Il Consiglio di Stato, accogliendo l’appello presentato, rende ancora tutto possibile per i ricorrenti in possesso di diploma magistrale conseguito entro l’a.s. 2001/2002 - titolo di studio che dopo il DPR del 25 marzo 2014 ha definitivamente valore abilitante - che rivendicano il diritto all’inserimento nelle graduatorie a esaurimento. Il pronunciamento del Consiglio di Stato fissa l’udienza pubblica di merito presso il Consiglio di Stato in data 12 maggio 2015. In quella sede sarà stabilito in via definitiva il diritto o meno all’inserimento nelle graduatorie a esaurimento.
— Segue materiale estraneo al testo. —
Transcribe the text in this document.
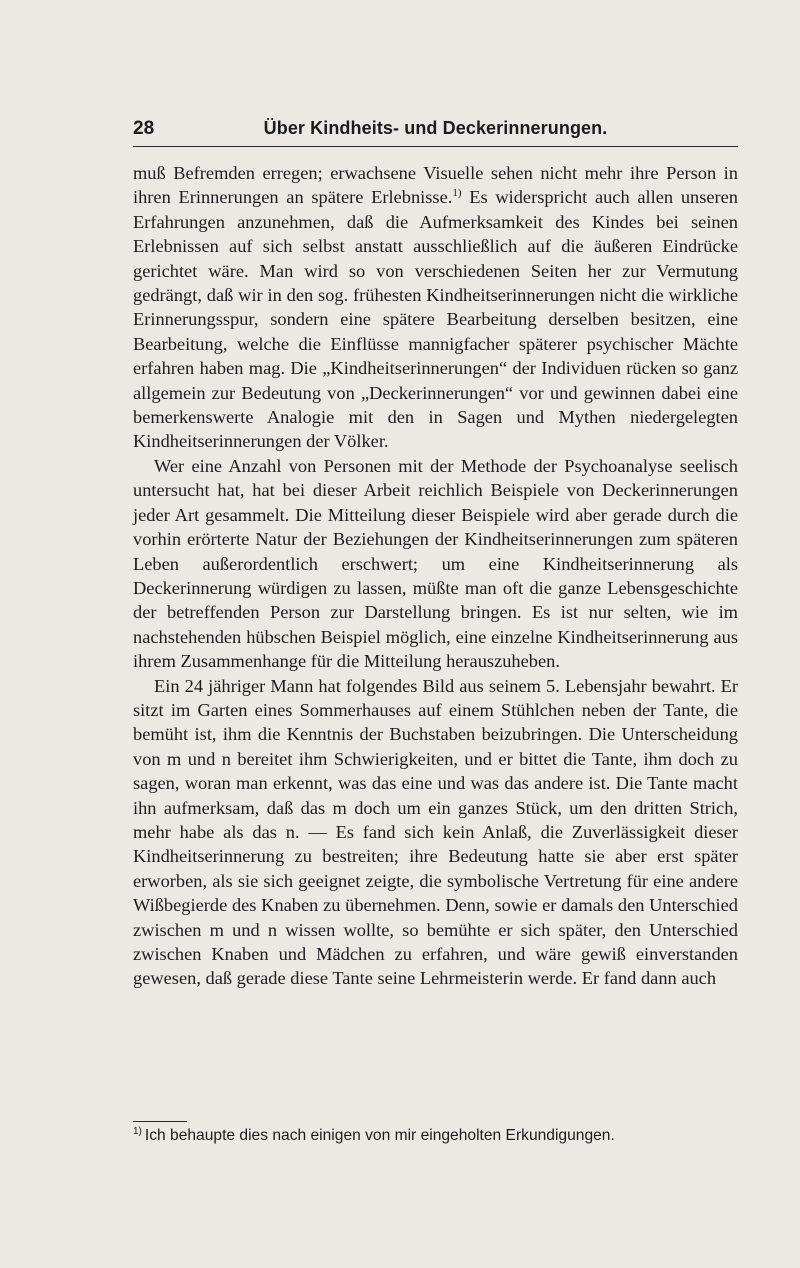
28	Über Kindheits- und Deckerinnerungen.

muß Befremden erregen; erwachsene Visuelle sehen nicht mehr ihre Person in ihren Erinnerungen an spätere Erlebnisse.$^{1)}$ Es widerspricht auch allen unseren Erfahrungen anzunehmen, daß die Aufmerksamkeit des Kindes bei seinen Erlebnissen auf sich selbst anstatt ausschließlich auf die äußeren Eindrücke gerichtet wäre. Man wird so von verschiedenen Seiten her zur Vermutung gedrängt, daß wir in den sog. frühesten Kindheitserinnerungen nicht die wirkliche Erinnerungsspur, sondern eine spätere Bearbeitung derselben besitzen, eine Bearbeitung, welche die Einflüsse mannigfacher späterer psychischer Mächte erfahren haben mag. Die „Kindheitserinnerungen“ der Individuen rücken so ganz allgemein zur Bedeutung von „Deckerinnerungen“ vor und gewinnen dabei eine bemerkenswerte Analogie mit den in Sagen und Mythen niedergelegten Kindheitserinnerungen der Völker.

Wer eine Anzahl von Personen mit der Methode der Psychoanalyse seelisch untersucht hat, hat bei dieser Arbeit reichlich Beispiele von Deckerinnerungen jeder Art gesammelt. Die Mitteilung dieser Beispiele wird aber gerade durch die vorhin erörterte Natur der Beziehungen der Kindheitserinnerungen zum späteren Leben außerordentlich erschwert; um eine Kindheitserinnerung als Deckerinnerung würdigen zu lassen, müßte man oft die ganze Lebensgeschichte der betreffenden Person zur Darstellung bringen. Es ist nur selten, wie im nachstehenden hübschen Beispiel möglich, eine einzelne Kindheitserinnerung aus ihrem Zusammenhange für die Mitteilung herauszuheben.

Ein 24 jähriger Mann hat folgendes Bild aus seinem 5. Lebensjahr bewahrt. Er sitzt im Garten eines Sommerhauses auf einem Stühlchen neben der Tante, die bemüht ist, ihm die Kenntnis der Buchstaben beizubringen. Die Unterscheidung von m und n bereitet ihm Schwierigkeiten, und er bittet die Tante, ihm doch zu sagen, woran man erkennt, was das eine und was das andere ist. Die Tante macht ihn aufmerksam, daß das m doch um ein ganzes Stück, um den dritten Strich, mehr habe als das n. — Es fand sich kein Anlaß, die Zuverlässigkeit dieser Kindheitserinnerung zu bestreiten; ihre Bedeutung hatte sie aber erst später erworben, als sie sich geeignet zeigte, die symbolische Vertretung für eine andere Wißbegierde des Knaben zu übernehmen. Denn, sowie er damals den Unterschied zwischen m und n wissen wollte, so bemühte er sich später, den Unterschied zwischen Knaben und Mädchen zu erfahren, und wäre gewiß einverstanden gewesen, daß gerade diese Tante seine Lehrmeisterin werde. Er fand dann auch

$^{1)}$ Ich behaupte dies nach einigen von mir eingeholten Erkundigungen.
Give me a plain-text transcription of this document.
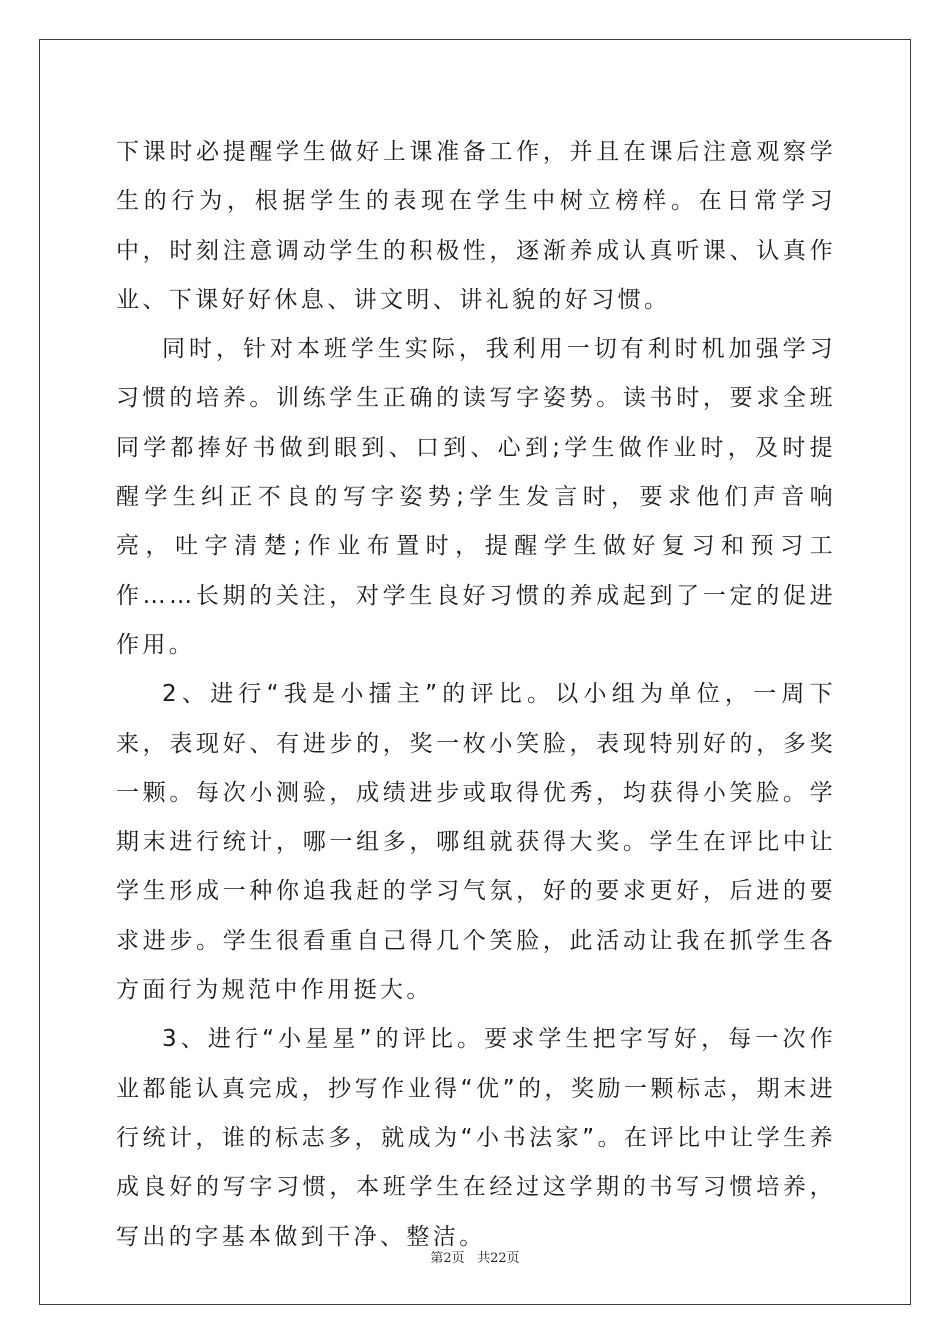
下课时必提醒学生做好上课准备工作，并且在课后注意观察学生的行为，根据学生的表现在学生中树立榜样。在日常学习中，时刻注意调动学生的积极性，逐渐养成认真听课、认真作业、下课好好休息、讲文明、讲礼貌的好习惯。

同时，针对本班学生实际，我利用一切有利时机加强学习习惯的培养。训练学生正确的读写字姿势。读书时，要求全班同学都捧好书做到眼到、口到、心到;学生做作业时，及时提醒学生纠正不良的写字姿势;学生发言时，要求他们声音响亮，吐字清楚;作业布置时，提醒学生做好复习和预习工作……长期的关注，对学生良好习惯的养成起到了一定的促进作用。

2、进行“我是小擂主”的评比。以小组为单位，一周下来，表现好、有进步的，奖一枚小笑脸，表现特别好的，多奖一颗。每次小测验，成绩进步或取得优秀，均获得小笑脸。学期末进行统计，哪一组多，哪组就获得大奖。学生在评比中让学生形成一种你追我赶的学习气氛，好的要求更好，后进的要求进步。学生很看重自己得几个笑脸，此活动让我在抓学生各方面行为规范中作用挺大。

3、进行“小星星”的评比。要求学生把字写好，每一次作业都能认真完成，抄写作业得“优”的，奖励一颗标志，期末进行统计，谁的标志多，就成为“小书法家”。在评比中让学生养成良好的写字习惯，本班学生在经过这学期的书写习惯培养，写出的字基本做到干净、整洁。

第2页 共22页
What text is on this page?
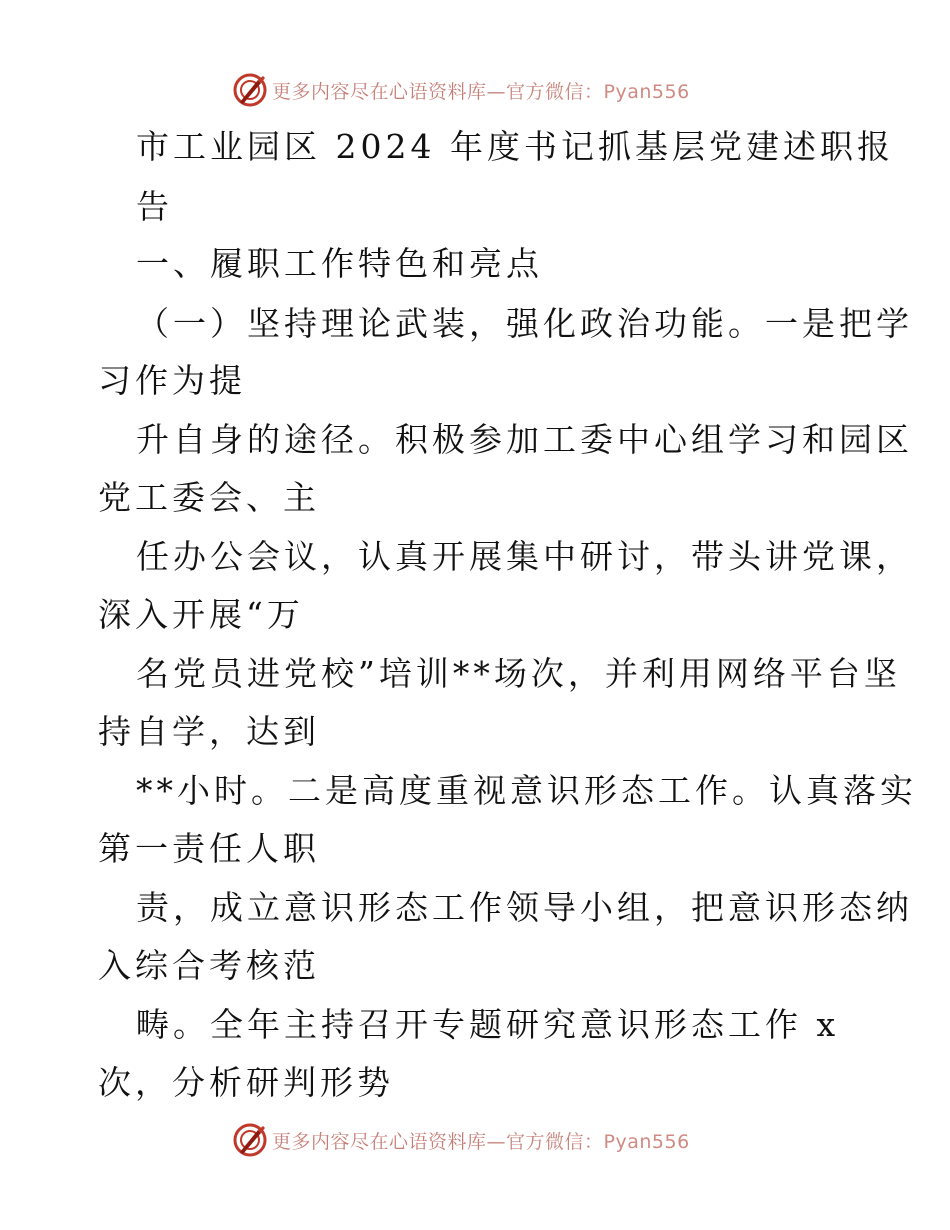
更多内容尽在心语资料库—官方微信：Pyan556
市工业园区 2024 年度书记抓基层党建述职报
告
一、履职工作特色和亮点
（一）坚持理论武装，强化政治功能。一是把学
习作为提
升自身的途径。积极参加工委中心组学习和园区
党工委会、主
任办公会议，认真开展集中研讨，带头讲党课，
深入开展“万
名党员进党校”培训**场次，并利用网络平台坚
持自学，达到
**小时。二是高度重视意识形态工作。认真落实
第一责任人职
责，成立意识形态工作领导小组，把意识形态纳
入综合考核范
畴。全年主持召开专题研究意识形态工作 x
次，分析研判形势
更多内容尽在心语资料库—官方微信：Pyan556
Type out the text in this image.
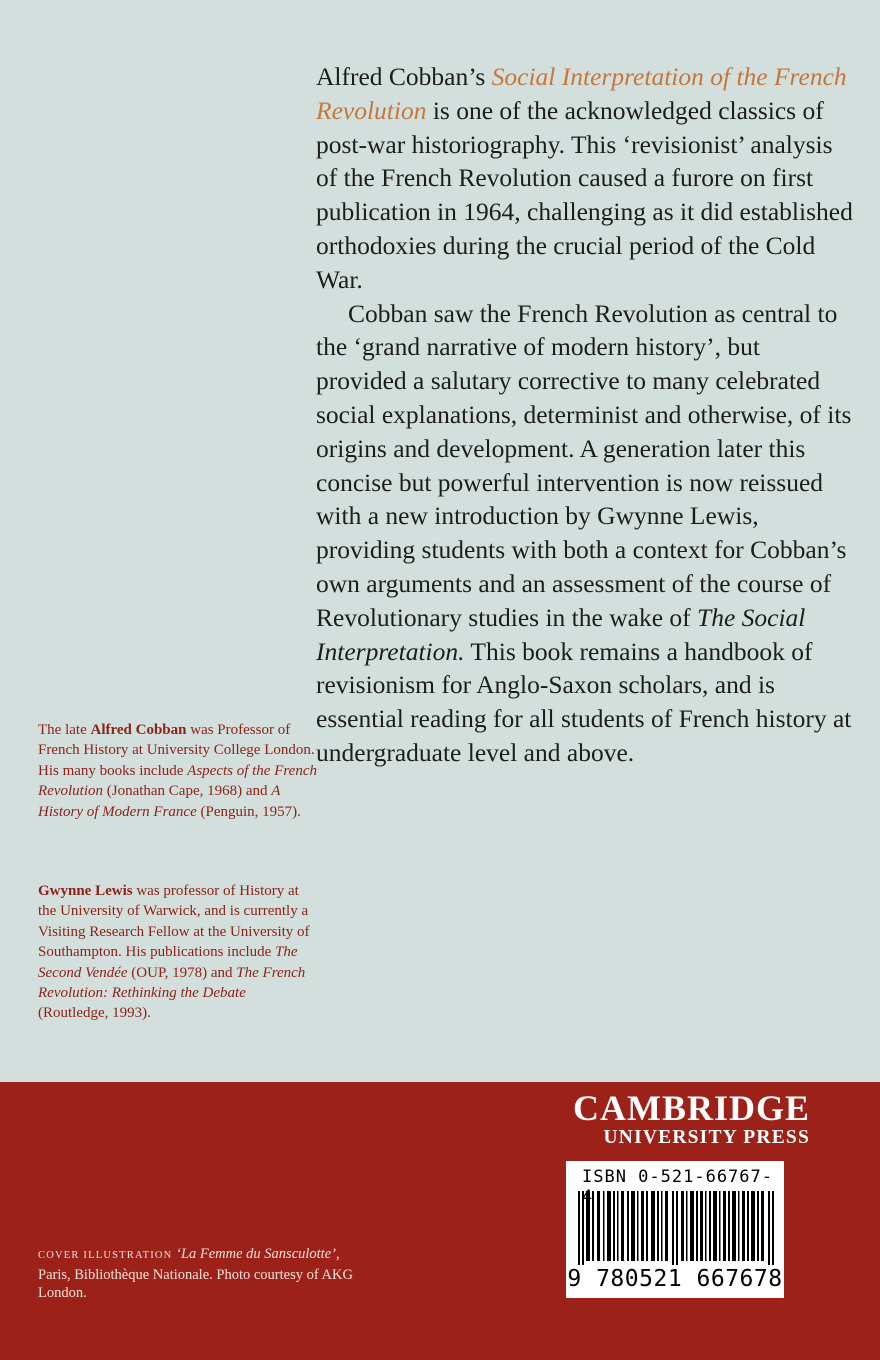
Alfred Cobban’s Social Interpretation of the French Revolution is one of the acknowledged classics of post-war historiography. This ‘revisionist’ analysis of the French Revolution caused a furore on first publication in 1964, challenging as it did established orthodoxies during the crucial period of the Cold War.

Cobban saw the French Revolution as central to the ‘grand narrative of modern history’, but provided a salutary corrective to many celebrated social explanations, determinist and otherwise, of its origins and development. A generation later this concise but powerful intervention is now reissued with a new introduction by Gwynne Lewis, providing students with both a context for Cobban’s own arguments and an assessment of the course of Revolutionary studies in the wake of The Social Interpretation. This book remains a handbook of revisionism for Anglo-Saxon scholars, and is essential reading for all students of French history at undergraduate level and above.

The late Alfred Cobban was Professor of French History at University College London. His many books include Aspects of the French Revolution (Jonathan Cape, 1968) and A History of Modern France (Penguin, 1957).

Gwynne Lewis was professor of History at the University of Warwick, and is currently a Visiting Research Fellow at the University of Southampton. His publications include The Second Vendée (OUP, 1978) and The French Revolution: Rethinking the Debate (Routledge, 1993).

CAMBRIDGE
UNIVERSITY PRESS
ISBN 0-521-66767-
9 780521 667678

COVER ILLUSTRATION ‘La Femme du Sansculotte’, Paris, Bibliothèque Nationale. Photo courtesy of AKG London.
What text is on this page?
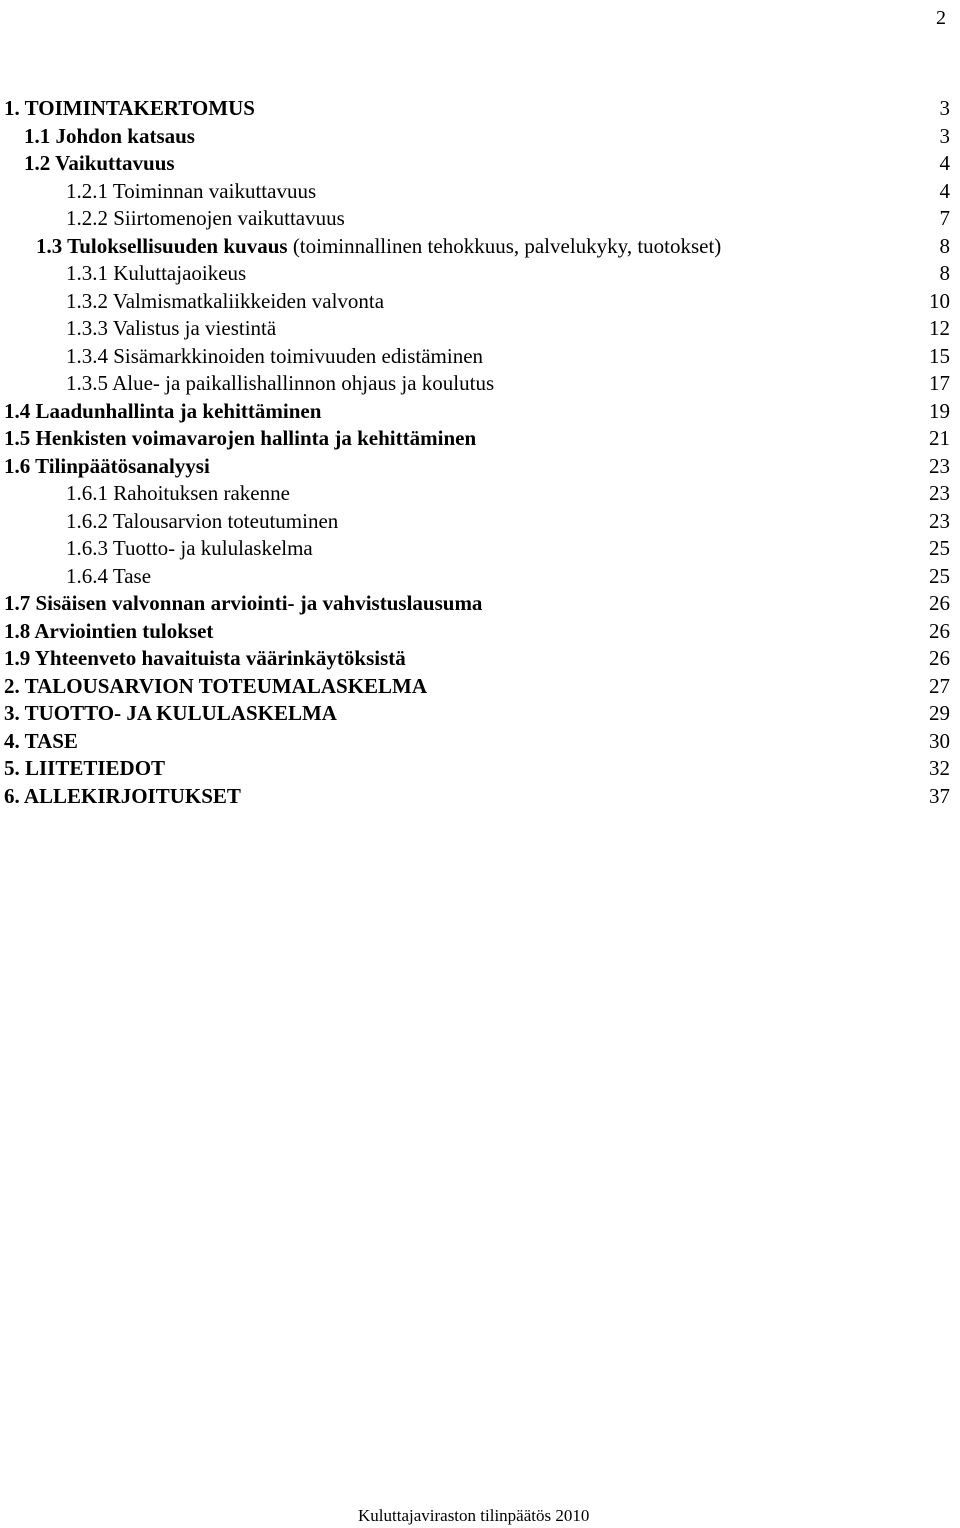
2
1. TOIMINTAKERTOMUS	3
1.1 Johdon katsaus	3
1.2 Vaikuttavuus	4
1.2.1 Toiminnan vaikuttavuus	4
1.2.2 Siirtomenojen vaikuttavuus	7
1.3 Tuloksellisuuden kuvaus (toiminnallinen tehokkuus, palvelukyky, tuotokset)	8
1.3.1 Kuluttajaoikeus	8
1.3.2 Valmismatkaliikkeiden valvonta	10
1.3.3 Valistus ja viestintä	12
1.3.4 Sisämarkkinoiden toimivuuden edistäminen	15
1.3.5 Alue- ja paikallishallinnon ohjaus ja koulutus	17
1.4 Laadunhallinta ja kehittäminen	19
1.5 Henkisten voimavarojen hallinta ja kehittäminen	21
1.6 Tilinpäätösanalyysi	23
1.6.1 Rahoituksen rakenne	23
1.6.2 Talousarvion toteutuminen	23
1.6.3 Tuotto- ja kululaskelma	25
1.6.4 Tase	25
1.7 Sisäisen valvonnan arviointi- ja vahvistuslausuma	26
1.8 Arviointien tulokset	26
1.9 Yhteenveto havaituista väärinkäytöksistä	26
2. TALOUSARVION TOTEUMALASKELMA	27
3. TUOTTO- JA KULULASKELMA	29
4. TASE	30
5. LIITETIEDOT	32
6. ALLEKIRJOITUKSET	37
Kuluttajaviraston tilinpäätös 2010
Le iniziative territoriali della UIL Scuola continueranno e perseguiranno l’obiettivo della stabilità, contro la precarietà del lavoro. Bisogna dare ulteriore slancio all’azione di tutela dei lavoratori, specie in un momento in cui il mondo della scuola è caratterizzato da disorientamento e preoccupazioni. Anche per questo occorre sostenere le liste UIL Scuola nelle elezioni delle RSU che si svolgeranno dal 3 al 5 marzo 2015, liste costituite da candidati che rappresentano stile, competenza e determinazione, caratteristiche dell’identità stessa della UIL Scuola. Nonostante i proclami governativi volti a risolvere in via definitiva - nelle intenzioni - il problema del precariato, bisogna tenere alta l’attenzione sul lavoro di quanti hanno ugualmente maturato diversi anni di servizio e sono inseriti nelle graduatorie di istituto. È anche grazie al loro lavoro se la scuola italiana è stata fin qui messa in grado di funzionare. La UIL Scuola rivendica la nomina in ruolo per tutti i precari e per questo si invitano i lavoratori a tempo determinato a partecipare al sit in davanti alla sede del Ministero dell’Istruzione, a Roma in viale Trastevere, martedì 17 febbraio 2015, dalle ore 15:00.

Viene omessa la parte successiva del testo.